Most people are used to having their employer withhold all of their taxes, and usually this arrangement works just fine. However, it does lead many people to not realize that the tax system is prepaid and that they must pay taxes throughout the year even if an employer isn't withholding taxes. This usually applies in the case of the self-employed and those with significant investment income. Here's what you need to know about estimated taxes.
What Exactly Are Estimated Taxes?
Estimated taxes are simply installment payments of your regular taxes. If your withholding isn't enough to cover your tax bill, the estimated tax payments act in place of withholding. In short, while your final bill is totaled when you file your return, the IRS expects to be paid throughout the year.
When Is Payment of Estimated Taxes Required?

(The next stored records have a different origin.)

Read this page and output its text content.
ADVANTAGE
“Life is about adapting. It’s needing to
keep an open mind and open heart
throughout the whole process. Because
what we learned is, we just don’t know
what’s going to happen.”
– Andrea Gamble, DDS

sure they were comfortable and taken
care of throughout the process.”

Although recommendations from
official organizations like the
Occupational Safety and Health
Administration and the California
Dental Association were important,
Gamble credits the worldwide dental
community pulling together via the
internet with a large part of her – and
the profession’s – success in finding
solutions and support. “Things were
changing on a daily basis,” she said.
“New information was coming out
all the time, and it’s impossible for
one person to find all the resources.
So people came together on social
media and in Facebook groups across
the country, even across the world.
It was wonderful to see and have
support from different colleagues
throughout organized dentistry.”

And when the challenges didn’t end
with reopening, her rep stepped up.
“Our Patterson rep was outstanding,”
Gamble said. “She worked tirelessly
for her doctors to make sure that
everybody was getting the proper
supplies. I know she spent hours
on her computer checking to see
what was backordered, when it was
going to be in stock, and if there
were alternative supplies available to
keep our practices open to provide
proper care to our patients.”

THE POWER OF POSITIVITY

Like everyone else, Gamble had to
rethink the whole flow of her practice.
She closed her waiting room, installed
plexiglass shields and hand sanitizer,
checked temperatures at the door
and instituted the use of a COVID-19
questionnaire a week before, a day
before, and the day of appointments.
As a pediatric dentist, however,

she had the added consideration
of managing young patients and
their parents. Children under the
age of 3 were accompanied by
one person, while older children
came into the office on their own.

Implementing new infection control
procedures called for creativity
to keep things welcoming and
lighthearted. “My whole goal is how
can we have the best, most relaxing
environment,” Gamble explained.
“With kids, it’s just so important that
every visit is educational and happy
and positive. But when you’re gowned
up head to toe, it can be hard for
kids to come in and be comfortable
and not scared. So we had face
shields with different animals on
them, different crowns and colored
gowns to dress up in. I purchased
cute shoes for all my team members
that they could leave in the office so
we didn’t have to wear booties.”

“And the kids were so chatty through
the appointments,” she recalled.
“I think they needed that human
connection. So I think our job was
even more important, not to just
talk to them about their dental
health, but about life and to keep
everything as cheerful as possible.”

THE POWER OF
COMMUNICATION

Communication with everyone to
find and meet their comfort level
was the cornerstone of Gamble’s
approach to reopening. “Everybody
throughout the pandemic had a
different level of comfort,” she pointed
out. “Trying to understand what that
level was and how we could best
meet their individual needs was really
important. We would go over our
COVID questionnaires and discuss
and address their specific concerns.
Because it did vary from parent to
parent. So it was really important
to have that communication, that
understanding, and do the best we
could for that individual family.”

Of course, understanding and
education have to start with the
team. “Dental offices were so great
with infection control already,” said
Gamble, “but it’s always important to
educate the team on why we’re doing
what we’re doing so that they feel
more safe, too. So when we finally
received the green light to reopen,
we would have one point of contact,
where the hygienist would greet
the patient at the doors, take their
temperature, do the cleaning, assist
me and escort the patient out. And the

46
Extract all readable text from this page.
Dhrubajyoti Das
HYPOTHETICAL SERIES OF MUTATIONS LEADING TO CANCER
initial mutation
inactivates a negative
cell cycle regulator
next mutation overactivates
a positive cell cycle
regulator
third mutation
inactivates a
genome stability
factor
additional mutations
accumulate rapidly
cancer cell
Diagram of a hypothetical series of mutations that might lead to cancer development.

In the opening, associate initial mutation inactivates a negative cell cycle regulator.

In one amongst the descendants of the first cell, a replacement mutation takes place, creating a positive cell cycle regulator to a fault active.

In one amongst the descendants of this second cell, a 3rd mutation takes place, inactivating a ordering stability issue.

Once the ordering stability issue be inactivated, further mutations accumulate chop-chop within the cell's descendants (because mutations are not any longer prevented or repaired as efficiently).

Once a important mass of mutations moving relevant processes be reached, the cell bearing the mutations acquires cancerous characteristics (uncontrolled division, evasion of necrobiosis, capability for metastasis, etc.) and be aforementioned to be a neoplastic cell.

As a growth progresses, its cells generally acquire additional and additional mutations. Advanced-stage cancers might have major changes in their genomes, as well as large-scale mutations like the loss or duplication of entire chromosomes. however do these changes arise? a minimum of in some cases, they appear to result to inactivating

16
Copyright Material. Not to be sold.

Estimated taxes must be paid if you expect to have a tax liability of $1,000 or greater at the end of the year. Between your estimated taxes and employer withholding, you must pay no less than the smaller of 100 percent of your previous year's tax liability or 90 percent of the current year's tax liability. Those who had no tax liability for the previous year are generally not required to pay estimated taxes.
What Happens If You Don't Pay Estimated Taxes?
Failing to pay estimated taxes either at all or insufficient amounts by the quarterly due dates results in owing interest for late payment of taxes. This interest penalty will automatically be calculated by the IRS, and you will be sent a bill. You can also calculate it yourself using IRS Form 2210. This is advantageous because interest continues to accrue until you pay in full. If your income varied throughout the year, you can also use this form to show when it was earned so that you aren't penalized for not paying estimated taxes early in the year on income that wasn't earned until later in the year.
When Are Estimated Taxes Due?
Estimated taxes are due quarterly, but the dates are not exactly every three months. First-quarter estimated taxes are due April 15, the second quarter is due June 15, and the third quarter is due September 15. Payment for the fourth quarter depends on when you intend to file. The regular due date is January 15, but if you plan to file your taxes and pay in full by February 15, you can skip the fourth-quarter estimated payment without penalty. Note that these dates may differ if you are a business that is not on the calendar year for tax purposes.
How Do You Pay Estimated Taxes?
When you complete your taxes, fill out Form 1040-ES to calculate how much you should pay in estimated taxes during the next year. The form has payment vouchers for each quarter that you can mail in with a check to the address listed for your state and tax return type on the Form 1040-ES instructions. The IRS also accepts online payments via ACH, credit card payments through third-party processors for a small fee, and automatic ACH payments via the Electronic Federal Tax Payment System.